Les données statistiques les plus récentes de l'Institut national de la statistique(INE) montrent que 15,4 % des Portugais étaient menacés de pauvreté en 2024, soit 1,2 point de pourcentage de moins qu'en 2023, et que le taux de risque de pauvreté en 2024 correspondait à la "proportion d'habitants dont le revenu monétaire annuel net par équivalent adulte est inférieur à 8 679 euros (723 euros par mois)".
Selon l'INE, cette diminution de la pauvreté a été observée dans tous les groupes d'âge, mais de façon plus marquée chez les personnes âgées.
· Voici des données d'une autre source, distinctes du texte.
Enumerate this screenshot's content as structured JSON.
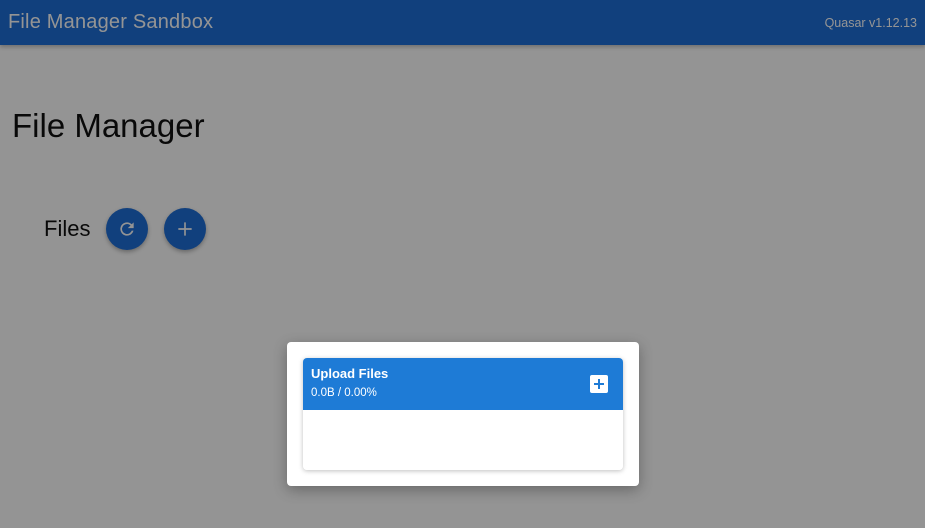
{
  "header": {
    "title": "File Manager Sandbox",
    "version": "Quasar v1.12.13"
  },
  "main": {
    "title": "File Manager",
    "files_label": "Files",
    "refresh_icon": "refresh-icon",
    "add_icon": "plus-icon"
  },
  "dialog": {
    "uploader": {
      "title": "Upload Files",
      "status": "0.0B / 0.00%",
      "add_icon": "add-box-icon"
    }
  },
  "colors": {
    "primary": "#1e6ed8",
    "uploader_header": "#1e7bd6"
  }
}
La Fondation Francisco Manuel dos Santos avertit cependant aujourd'hui, dans une mise à jour de son étude sur l'inégalité et la pauvreté au Portugal, que 1,7 million de personnes vivent en dessous du seuil de pauvreté, même si les statistiques les plus récentes révèlent qu'environ 100 000 personnes ont réussi à échapper à la pauvreté d'ici 2024.
"Le Portugal reste un pays où 18,6 % de la population est en situation de pauvreté ou d'exclusion sociale, 8,6 % de la population active a des revenus qui ne lui permettent pas d'échapper à la pauvreté, et environ 300 000 enfants sont pauvres", indique l'étude, initiée en 2016 et rédigée par Carlos Farinha Rodrigues, qui analyse la situation sociale du pays.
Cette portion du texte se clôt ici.